Settlement Forces Fairer Tenant Screening at Four D.C. Apartment Properties

This article was written by the Augury Times
What the agreement says and why it matters now
The Equal Rights Center reached an agreement with the owner and manager of four apartment properties in Washington, D.C., ending a dispute about how the buildings screened prospective renters. Under the deal, the housing provider will change the way it reviews applicants who hold housing vouchers, who have past evictions, or who have a criminal record. The move is meant to reduce automatic rejections and make individual decisions more transparent.
The settlement affects people looking for apartments at those four buildings right away: policies will be rewritten, staff will get training, and applicants who were turned away under old rules can expect to see different outcomes going forward. For renters who use vouchers or who have blemishes in their rental or criminal histories, the agreement removes some blunt, one-size-fits-all barriers that previously shut them out.
What the cooperation terms require at the four D.C. properties
The agreement lays out a set of concrete changes to tenant-screening practices. The property owner has agreed to rewrite written screening policies so they are clearer about what disqualifies an applicant and why. The provider will stop using blanket bans that automatically rule out people just because they have a housing voucher, an eviction on record, or a past criminal conviction.
Instead, the provider must use individualized reviews. That means staff must consider details such as how long ago an eviction or conviction took place, how serious it was, and whether the applicant’s current situation shows they are likely to pay rent and follow the lease. The provider will also give applicants written notices explaining denials and the reasons behind them.
Training for leasing staff is part of the deal. Employees will be taught how to apply the new policies, how to document decisions, and how to communicate with applicants who need extra explanation. The changes apply to all units at the four properties and are slated to roll out in the coming months, with checkpoints to confirm the new rules are in place.
How renters with vouchers, evictions or criminal records will be treated differently
Under the old system, someone with a voucher could be rejected simply for using it, or an applicant could be denied because of a years-old eviction or an old criminal charge. The settlement changes that dynamic.
For a voucher holder, the new policies remove automatic exclusion. Instead, the landlord will look at whether the applicant can meet rent and lease obligations now. For someone with a past eviction, the staff will weigh how recent and relevant the eviction is — a long-ago, isolated incident will not automatically shut the door. Applicants with criminal records will be judged on the nature of the offense, when it occurred, and whether it suggests a current risk to the property or neighbors.

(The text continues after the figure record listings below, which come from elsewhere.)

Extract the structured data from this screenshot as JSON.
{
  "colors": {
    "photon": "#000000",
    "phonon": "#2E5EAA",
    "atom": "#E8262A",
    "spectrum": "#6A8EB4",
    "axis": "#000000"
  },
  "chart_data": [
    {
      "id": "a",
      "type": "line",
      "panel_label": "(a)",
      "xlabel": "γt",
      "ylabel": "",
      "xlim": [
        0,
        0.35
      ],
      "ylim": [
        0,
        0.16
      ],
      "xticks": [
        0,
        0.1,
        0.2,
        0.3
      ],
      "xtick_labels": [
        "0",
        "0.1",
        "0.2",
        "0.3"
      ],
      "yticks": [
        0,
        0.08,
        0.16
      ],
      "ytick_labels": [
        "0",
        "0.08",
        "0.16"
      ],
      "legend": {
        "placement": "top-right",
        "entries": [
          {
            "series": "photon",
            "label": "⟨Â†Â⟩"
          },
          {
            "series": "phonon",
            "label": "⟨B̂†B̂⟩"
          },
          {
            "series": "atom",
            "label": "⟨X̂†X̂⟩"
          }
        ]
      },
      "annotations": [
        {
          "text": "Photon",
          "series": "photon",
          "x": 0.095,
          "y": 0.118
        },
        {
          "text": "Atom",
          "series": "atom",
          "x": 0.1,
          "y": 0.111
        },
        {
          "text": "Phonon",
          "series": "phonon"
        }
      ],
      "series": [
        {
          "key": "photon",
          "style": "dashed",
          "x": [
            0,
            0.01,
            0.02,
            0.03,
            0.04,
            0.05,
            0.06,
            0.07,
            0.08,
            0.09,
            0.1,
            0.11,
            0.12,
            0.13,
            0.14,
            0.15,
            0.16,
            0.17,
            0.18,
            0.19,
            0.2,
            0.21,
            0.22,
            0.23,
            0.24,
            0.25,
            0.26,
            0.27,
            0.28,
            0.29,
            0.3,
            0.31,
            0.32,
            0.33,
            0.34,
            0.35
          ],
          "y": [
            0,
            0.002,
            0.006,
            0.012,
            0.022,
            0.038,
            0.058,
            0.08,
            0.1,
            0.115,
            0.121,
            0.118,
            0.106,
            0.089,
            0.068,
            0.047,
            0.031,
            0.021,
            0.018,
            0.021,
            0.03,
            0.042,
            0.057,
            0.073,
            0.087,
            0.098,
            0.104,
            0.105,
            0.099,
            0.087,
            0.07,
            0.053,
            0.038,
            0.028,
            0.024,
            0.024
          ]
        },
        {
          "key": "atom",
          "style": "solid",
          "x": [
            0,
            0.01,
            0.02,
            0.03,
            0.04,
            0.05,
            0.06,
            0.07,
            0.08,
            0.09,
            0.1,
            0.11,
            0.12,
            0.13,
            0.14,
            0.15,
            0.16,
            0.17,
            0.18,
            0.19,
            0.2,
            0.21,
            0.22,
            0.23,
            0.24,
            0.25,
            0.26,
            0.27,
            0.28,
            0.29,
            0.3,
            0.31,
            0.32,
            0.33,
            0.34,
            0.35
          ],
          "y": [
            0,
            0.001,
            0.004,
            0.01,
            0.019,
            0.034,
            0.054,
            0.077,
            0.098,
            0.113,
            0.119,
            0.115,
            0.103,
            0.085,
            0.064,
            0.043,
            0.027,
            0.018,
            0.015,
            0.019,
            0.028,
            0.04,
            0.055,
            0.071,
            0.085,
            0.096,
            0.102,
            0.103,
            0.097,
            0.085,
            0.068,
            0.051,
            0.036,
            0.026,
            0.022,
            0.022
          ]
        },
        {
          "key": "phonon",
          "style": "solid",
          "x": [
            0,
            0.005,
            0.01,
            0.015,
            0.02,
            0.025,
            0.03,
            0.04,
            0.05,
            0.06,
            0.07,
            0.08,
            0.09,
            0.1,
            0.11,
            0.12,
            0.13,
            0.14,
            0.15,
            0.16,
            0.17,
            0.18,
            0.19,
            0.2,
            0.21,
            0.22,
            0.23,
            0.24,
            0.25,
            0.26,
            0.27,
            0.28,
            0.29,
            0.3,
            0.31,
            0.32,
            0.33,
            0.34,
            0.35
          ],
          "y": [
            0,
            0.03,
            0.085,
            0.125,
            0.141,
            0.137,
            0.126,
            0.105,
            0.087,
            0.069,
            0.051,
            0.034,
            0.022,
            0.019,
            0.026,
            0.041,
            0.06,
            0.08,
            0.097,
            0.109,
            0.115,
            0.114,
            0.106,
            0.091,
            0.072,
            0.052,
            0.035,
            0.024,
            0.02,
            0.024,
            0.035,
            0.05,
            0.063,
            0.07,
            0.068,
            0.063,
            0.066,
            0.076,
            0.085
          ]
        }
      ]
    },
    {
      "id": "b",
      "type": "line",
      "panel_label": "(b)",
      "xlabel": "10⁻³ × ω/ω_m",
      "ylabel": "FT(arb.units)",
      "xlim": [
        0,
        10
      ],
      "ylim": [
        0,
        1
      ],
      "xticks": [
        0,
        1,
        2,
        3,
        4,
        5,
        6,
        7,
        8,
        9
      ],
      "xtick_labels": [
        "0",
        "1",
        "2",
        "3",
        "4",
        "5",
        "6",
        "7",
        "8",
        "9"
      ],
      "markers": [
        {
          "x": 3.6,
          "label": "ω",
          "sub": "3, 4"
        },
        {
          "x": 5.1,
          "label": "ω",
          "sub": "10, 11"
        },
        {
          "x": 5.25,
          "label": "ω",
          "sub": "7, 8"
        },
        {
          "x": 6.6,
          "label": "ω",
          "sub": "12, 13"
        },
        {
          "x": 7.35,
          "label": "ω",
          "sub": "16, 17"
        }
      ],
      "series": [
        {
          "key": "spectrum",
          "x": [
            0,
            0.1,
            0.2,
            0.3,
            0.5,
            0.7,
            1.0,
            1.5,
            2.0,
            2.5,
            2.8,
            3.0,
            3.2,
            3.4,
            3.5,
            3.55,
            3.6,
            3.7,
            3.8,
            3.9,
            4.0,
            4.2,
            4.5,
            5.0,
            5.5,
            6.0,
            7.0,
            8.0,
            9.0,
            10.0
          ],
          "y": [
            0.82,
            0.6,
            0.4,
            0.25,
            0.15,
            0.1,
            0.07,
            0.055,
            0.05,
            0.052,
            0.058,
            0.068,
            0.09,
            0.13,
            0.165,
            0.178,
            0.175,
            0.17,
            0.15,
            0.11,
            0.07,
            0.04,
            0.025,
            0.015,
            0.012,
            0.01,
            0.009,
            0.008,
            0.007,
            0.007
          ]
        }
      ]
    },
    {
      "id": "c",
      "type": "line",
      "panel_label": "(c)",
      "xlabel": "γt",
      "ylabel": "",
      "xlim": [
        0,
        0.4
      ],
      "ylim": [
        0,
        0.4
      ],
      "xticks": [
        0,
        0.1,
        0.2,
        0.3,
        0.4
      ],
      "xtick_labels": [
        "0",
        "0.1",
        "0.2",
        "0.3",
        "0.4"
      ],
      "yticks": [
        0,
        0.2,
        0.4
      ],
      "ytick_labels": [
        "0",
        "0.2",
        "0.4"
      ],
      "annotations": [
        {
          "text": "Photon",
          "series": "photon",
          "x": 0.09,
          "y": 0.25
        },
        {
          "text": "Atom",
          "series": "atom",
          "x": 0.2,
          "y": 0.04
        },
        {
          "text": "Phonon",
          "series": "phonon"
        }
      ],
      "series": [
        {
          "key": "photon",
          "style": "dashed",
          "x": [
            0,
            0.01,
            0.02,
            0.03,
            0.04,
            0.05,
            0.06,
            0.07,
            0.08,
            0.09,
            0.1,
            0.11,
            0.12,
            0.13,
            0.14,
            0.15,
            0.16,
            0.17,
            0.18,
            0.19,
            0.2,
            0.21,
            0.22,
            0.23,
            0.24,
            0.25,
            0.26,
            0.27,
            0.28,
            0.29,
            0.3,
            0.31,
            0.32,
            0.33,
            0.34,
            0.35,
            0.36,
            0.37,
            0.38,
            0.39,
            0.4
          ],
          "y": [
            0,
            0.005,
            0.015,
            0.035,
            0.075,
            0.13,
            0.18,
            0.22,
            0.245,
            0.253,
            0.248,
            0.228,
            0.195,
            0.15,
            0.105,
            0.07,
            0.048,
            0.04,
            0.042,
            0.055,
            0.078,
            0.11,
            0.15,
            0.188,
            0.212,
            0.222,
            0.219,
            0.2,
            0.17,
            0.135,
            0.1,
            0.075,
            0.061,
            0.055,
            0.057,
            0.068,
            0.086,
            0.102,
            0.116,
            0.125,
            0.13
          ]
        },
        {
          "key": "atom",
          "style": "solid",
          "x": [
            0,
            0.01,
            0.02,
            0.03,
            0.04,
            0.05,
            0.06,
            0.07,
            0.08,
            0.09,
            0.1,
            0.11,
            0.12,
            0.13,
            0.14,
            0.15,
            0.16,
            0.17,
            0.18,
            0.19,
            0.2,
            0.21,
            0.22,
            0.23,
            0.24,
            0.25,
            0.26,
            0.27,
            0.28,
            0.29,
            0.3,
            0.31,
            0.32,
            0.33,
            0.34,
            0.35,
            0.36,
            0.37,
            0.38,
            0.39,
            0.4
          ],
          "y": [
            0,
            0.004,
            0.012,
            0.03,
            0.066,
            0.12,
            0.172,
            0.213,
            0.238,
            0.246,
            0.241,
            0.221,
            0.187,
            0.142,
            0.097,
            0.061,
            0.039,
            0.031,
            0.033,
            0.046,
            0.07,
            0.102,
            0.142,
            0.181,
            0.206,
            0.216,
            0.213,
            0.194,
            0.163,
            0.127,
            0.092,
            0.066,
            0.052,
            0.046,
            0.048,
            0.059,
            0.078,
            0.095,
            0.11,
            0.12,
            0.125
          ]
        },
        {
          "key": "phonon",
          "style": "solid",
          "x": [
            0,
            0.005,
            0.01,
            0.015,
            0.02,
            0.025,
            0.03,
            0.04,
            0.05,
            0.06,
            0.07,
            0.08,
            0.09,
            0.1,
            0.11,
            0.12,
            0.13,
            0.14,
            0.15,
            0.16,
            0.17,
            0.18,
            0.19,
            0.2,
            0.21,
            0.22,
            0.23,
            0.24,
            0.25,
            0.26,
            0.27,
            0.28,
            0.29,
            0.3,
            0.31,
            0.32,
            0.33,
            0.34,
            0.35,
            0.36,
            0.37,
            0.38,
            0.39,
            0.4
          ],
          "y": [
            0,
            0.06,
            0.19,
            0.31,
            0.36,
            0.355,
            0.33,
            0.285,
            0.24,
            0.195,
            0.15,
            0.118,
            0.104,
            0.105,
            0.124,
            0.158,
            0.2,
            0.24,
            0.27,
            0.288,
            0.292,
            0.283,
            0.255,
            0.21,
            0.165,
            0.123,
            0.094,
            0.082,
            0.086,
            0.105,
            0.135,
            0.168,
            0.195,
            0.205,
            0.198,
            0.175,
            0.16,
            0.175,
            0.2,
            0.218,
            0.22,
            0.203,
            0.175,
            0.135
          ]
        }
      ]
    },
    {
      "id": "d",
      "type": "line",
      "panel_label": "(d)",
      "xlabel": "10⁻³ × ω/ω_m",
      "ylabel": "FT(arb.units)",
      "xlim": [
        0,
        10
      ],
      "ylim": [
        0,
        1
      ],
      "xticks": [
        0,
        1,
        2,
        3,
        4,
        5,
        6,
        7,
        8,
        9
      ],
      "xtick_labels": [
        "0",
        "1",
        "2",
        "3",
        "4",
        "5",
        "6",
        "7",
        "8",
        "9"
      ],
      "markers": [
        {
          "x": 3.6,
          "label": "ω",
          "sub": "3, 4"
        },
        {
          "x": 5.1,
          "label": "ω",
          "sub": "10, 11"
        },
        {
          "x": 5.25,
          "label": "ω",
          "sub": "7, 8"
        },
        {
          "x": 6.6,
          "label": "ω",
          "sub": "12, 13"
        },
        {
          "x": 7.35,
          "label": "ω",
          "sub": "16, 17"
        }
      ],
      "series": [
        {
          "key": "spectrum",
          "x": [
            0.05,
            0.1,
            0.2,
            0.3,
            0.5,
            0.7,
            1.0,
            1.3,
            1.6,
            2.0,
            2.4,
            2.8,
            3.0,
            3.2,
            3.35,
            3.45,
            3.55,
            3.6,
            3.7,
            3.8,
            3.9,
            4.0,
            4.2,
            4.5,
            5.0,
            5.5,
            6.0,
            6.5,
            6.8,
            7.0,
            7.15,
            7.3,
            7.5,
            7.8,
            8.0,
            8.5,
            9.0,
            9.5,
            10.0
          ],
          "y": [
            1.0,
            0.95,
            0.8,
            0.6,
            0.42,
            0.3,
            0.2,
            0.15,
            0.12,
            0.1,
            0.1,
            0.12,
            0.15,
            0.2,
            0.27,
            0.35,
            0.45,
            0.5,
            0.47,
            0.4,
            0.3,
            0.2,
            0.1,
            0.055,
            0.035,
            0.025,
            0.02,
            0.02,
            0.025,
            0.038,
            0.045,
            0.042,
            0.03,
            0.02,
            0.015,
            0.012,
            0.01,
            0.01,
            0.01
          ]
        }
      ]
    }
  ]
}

In practice, that could turn a hard ‘no’ into a conditional approval for many people. For example, a renter who had a minor eviction five years ago but now has steady income and good references may be accepted where they once were not.
How the agreement will be monitored and what happens if rules are broken
The settlement includes steps to make sure the new rules aren’t just written down and forgotten. The housing provider must track how screening decisions are made and report on policy changes and staff training. There will be a process for reviewing complaints if applicants or tenants believe the new rules aren’t being followed.
If violations are found, the agreement allows for remedies that can include correcting practices and making applicants whole for losses tied to unfair screening. The Equal Rights Center will have a role in checking compliance and can raise issues if the landlord slips back into old habits.
What this could mean for landlords and fair housing across the city
The deal is small in scale — it covers four properties — but it fits a larger trend in fair housing work. Advocates and regulators are pushing landlords to move away from blunt screening rules that screen out whole groups of people, especially voucher holders and those with past records. That pressure comes from advocates who say such rules deepen housing instability and keep people from accessing safe, stable homes.
For other D.C. landlords, the settlement sends a practical signal: screening policies that don’t consider individual circumstances are increasingly risky and may invite challenges. For renters, it’s a reminder that policies can change and that some barriers to housing are negotiable when challenged. For the housing market, the shift could mean more landlords adopting clearer, fairer screening steps — slowly opening more doors for people who were previously shut out.